Kosher salt and freshly cracked black pepper
1 pound medium shrimp (U41-50), shelled and deveined
1/4 teaspoon baking soda
1 pound spaghetti
1/4 cup olive oil
2 tablespoons unsalted butter
4 cloves garlic, minced
1/4 cup dry white wine
1 cup frozen peas, defrosted
1/3 cup grated Parmesan
1 tablespoon chopped fresh parsley

Steps:

  • Bring a big pot of water to a boil. Salt liberally.
  • In a large bowl, toss the shrimp with 1 teaspoon salt, 1/2 teaspoon pepper and the baking soda and marinate in the fridge for 15 minutes (this keeps the shrimp moist with a nice crust on the outside).
  • Add the pasta to the pot of boiling water and cook according to the package instructions. Drain, reserving about 1 cup of the pasta cooking water.

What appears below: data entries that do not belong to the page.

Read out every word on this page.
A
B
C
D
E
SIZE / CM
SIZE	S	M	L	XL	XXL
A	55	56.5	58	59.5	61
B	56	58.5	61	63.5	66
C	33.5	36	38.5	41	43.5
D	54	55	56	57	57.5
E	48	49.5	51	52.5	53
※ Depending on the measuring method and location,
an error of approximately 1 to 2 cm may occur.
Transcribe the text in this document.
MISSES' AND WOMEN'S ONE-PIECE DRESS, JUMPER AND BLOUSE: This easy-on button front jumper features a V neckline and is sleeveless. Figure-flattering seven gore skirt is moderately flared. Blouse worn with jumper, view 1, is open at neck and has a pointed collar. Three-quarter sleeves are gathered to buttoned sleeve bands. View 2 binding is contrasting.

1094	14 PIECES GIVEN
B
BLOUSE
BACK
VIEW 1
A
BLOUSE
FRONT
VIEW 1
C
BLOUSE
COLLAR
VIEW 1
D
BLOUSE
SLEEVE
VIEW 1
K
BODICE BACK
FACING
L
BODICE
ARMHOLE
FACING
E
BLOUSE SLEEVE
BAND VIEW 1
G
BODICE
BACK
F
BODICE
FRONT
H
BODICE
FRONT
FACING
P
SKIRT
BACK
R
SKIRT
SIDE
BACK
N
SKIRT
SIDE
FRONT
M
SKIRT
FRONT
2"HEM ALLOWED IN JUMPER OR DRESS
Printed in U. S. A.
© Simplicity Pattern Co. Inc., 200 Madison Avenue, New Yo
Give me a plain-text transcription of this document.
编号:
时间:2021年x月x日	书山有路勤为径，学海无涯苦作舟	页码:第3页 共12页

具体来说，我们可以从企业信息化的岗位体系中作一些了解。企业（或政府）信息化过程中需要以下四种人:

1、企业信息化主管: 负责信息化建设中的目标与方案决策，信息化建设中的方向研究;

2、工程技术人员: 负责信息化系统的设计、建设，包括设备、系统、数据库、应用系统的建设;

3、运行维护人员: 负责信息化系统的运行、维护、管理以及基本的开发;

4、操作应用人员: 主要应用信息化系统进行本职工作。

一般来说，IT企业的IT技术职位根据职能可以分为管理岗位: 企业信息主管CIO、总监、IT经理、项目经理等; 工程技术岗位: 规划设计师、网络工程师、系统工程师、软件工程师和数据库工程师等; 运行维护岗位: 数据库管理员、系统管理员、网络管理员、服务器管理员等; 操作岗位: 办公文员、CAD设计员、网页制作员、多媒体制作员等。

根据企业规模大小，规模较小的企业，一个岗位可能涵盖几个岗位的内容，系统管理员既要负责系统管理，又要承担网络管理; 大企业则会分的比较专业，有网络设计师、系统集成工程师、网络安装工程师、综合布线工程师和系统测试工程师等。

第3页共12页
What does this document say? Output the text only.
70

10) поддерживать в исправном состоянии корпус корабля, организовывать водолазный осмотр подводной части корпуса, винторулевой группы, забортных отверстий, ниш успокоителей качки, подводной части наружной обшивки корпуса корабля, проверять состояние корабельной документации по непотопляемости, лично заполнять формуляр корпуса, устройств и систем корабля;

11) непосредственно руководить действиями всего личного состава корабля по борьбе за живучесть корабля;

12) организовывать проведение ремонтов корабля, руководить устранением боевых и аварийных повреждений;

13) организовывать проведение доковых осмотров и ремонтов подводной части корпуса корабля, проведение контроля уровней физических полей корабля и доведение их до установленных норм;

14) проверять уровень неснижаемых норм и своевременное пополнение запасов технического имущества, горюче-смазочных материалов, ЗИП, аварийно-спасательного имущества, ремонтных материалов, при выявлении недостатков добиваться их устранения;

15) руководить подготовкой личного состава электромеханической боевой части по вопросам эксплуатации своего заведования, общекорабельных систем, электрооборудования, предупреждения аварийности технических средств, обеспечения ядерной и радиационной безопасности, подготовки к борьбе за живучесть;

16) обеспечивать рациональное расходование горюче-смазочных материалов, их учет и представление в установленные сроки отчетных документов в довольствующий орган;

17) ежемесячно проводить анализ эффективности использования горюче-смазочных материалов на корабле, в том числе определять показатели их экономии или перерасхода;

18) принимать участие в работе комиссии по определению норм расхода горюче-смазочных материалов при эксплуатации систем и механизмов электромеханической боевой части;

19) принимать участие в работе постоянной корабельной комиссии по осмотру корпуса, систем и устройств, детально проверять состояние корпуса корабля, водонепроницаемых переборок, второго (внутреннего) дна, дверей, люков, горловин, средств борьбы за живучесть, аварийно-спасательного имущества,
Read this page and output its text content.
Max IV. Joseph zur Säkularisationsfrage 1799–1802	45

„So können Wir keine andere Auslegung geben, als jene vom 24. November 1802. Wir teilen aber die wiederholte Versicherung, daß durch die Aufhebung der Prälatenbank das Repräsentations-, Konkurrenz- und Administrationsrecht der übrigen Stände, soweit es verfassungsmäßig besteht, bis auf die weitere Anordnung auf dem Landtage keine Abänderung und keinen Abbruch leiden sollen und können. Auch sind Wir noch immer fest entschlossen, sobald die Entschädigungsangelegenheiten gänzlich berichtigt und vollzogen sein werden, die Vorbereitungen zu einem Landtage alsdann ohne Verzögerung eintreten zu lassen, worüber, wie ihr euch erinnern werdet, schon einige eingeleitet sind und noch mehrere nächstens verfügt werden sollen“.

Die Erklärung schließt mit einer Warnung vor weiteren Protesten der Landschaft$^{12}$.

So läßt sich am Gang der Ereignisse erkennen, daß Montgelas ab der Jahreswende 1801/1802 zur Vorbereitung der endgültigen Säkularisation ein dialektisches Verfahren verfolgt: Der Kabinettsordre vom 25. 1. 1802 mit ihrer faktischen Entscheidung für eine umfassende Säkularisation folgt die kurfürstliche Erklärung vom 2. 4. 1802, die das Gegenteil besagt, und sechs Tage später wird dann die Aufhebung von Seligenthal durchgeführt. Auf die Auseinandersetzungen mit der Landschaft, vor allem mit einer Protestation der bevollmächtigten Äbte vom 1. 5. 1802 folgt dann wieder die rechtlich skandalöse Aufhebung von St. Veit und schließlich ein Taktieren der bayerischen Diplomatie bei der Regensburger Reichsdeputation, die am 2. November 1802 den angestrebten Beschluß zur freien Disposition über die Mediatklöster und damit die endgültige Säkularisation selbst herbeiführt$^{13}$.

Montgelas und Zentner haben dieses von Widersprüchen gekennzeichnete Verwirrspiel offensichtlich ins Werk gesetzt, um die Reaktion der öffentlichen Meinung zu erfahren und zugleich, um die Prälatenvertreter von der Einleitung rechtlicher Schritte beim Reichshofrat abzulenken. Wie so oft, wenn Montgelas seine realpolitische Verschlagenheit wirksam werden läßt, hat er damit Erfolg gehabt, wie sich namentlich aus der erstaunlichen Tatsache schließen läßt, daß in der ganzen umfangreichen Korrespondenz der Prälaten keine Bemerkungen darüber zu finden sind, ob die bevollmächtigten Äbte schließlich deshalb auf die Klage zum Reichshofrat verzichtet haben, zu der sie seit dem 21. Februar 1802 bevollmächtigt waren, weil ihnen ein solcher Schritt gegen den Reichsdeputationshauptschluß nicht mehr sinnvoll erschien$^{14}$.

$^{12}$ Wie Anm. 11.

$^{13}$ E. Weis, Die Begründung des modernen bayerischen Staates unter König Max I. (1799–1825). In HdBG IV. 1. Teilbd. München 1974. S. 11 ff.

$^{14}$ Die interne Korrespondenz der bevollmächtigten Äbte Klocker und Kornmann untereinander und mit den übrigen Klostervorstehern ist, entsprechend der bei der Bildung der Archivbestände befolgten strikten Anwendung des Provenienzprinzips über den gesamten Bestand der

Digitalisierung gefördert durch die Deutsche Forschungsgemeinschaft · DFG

  • Meanwhile, heat a large skillet over medium-high heat until hot. Add the oil to the skillet, then arrange the shrimp in a single layer in the oil. Reduce the heat to medium. Cook, undisturbed, until a nice crust is formed, about 2 minutes. Flip the shrimp, then add the butter and garlic. Cook gently until fragrant, about 1 more minute. Add the wine to deglaze and let simmer for 1 more minute. Add the peas and pasta. Toss to combine. Taste for seasoning and adjust with salt and pepper. Add a generous amount of Parmesan and toss again, adding the pasta water as necessary.
  • Transfer the pasta to a large serving bowl. Garnish with more Parmesan and the parsley. Serve.